Sixers Have A Dysfunctional Front Office

It’s no secret that the Sixers have one of the worst-performing front offices in all of basketball at the moment, in fact it’s pretty much become common knowledge to the average fan these days given how often people tweet about Jimmy Butler leaving Philadelphia. Once again, Doc is a very good head coach, but it’s quite possible that not even he can combat the forces above him actively working against the team’s interests.

For example, if Elton Brand and the rest of the Philly front office decides they simply just don’t want to trade away Horford this offseason, there’s really nothing Doc can do about it. If they decide they don’t want to prioritize shooting in the draft, there’s nothing that Doc can really do about it. Rivers has flexed his muscle in the past when it comes to roster construction with other teams, but there’s zero guarantee he gets that same treatment in Philadelphia.
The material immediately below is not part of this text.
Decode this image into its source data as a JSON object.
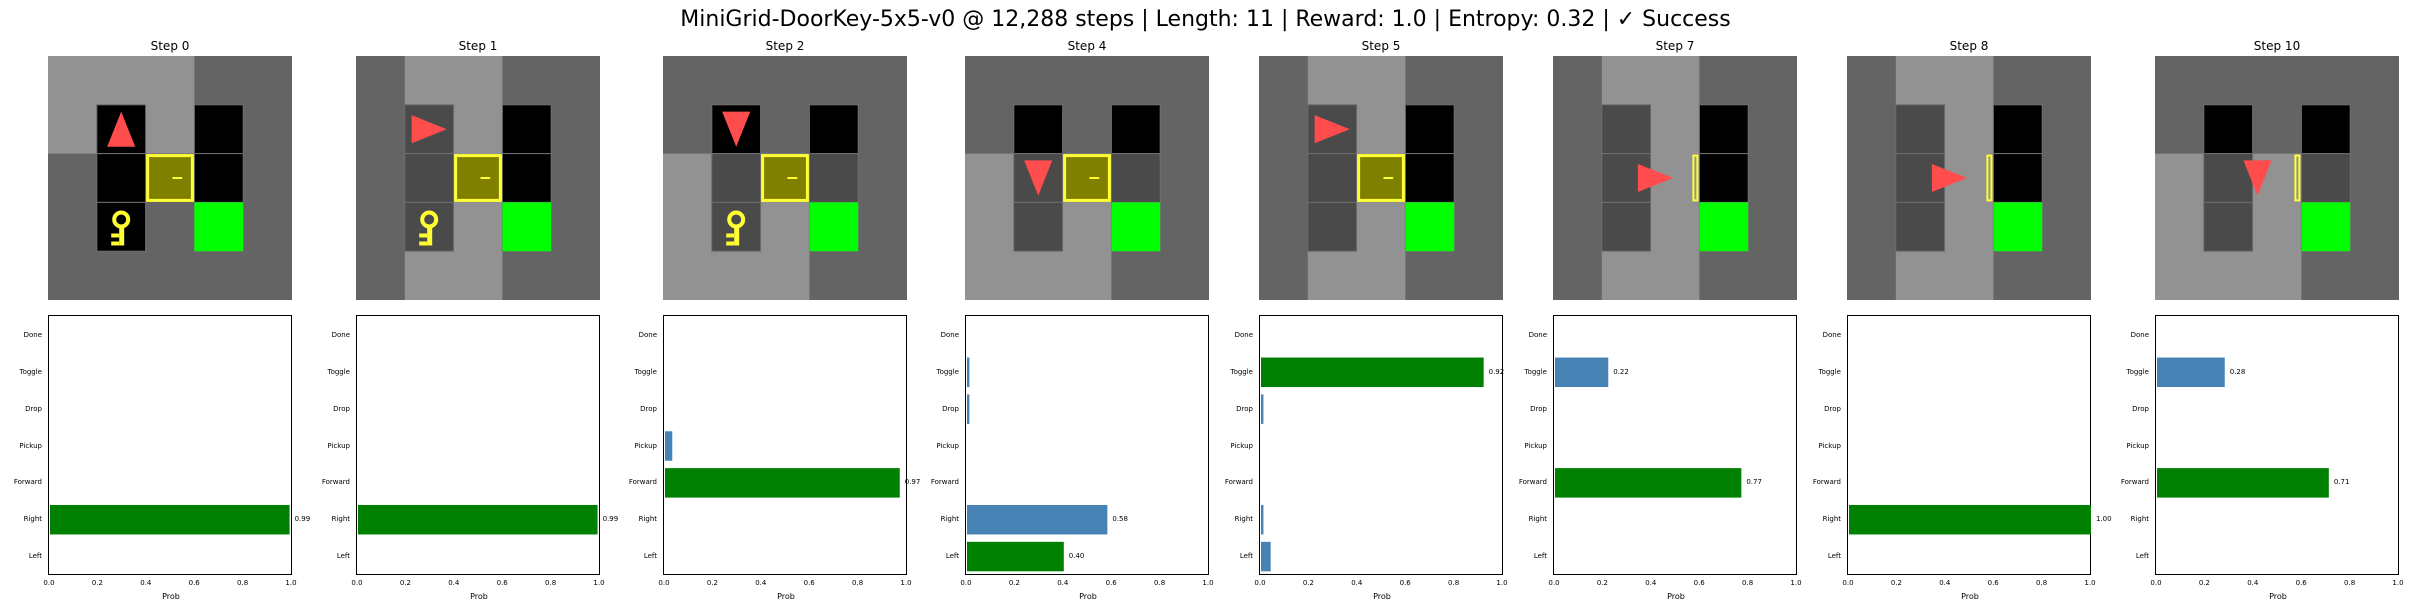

If the front office once again pulls all the wrong strings this offseason in terms of building a competitive roster, Doc will unfortunately still receive a fair amount of the blame. This fanbase has had zero problem scapegoating a coach for his team’s front office failures in the past, and I see no reason why they wouldn;t do it again (yes I’m talking about Brett Brown).


Poor Playoff Track Record could haunt Sixers

Whether you want to admit it or not, Doc Rivers’ poor playoff performances in recent years are very, very real. He’s the only head coach in NBA history to blow two separate 3-1 leads, and that didn’t just magically disappear upon his arrival to Philadelphia.

The Sixers never made the Eastern Conference Finals under Brett Brown, and that was one of the major reasons he saw his tenure as head coach finally come to an end. Josh Harris committed five years to Rivers on paper, but all it would take is one or two really bad playoff losses and that contract would get ripped up, just like it was in LA.

People will be quick to cite Rivers’ lone championship in 2008, but that was *checks notes* twelve years ago. Basketball is very much a “what have you done for me lately” league, and Rivers will have to quickly ditch the stigma around him that he struggles in the playoffs if he wants to survive in Philly.

Doc Rivers was a good hire, and undoubtedly a step in the right direction for a team that was fairly directionless. However, like all things, there will likely be some growing pains along the way.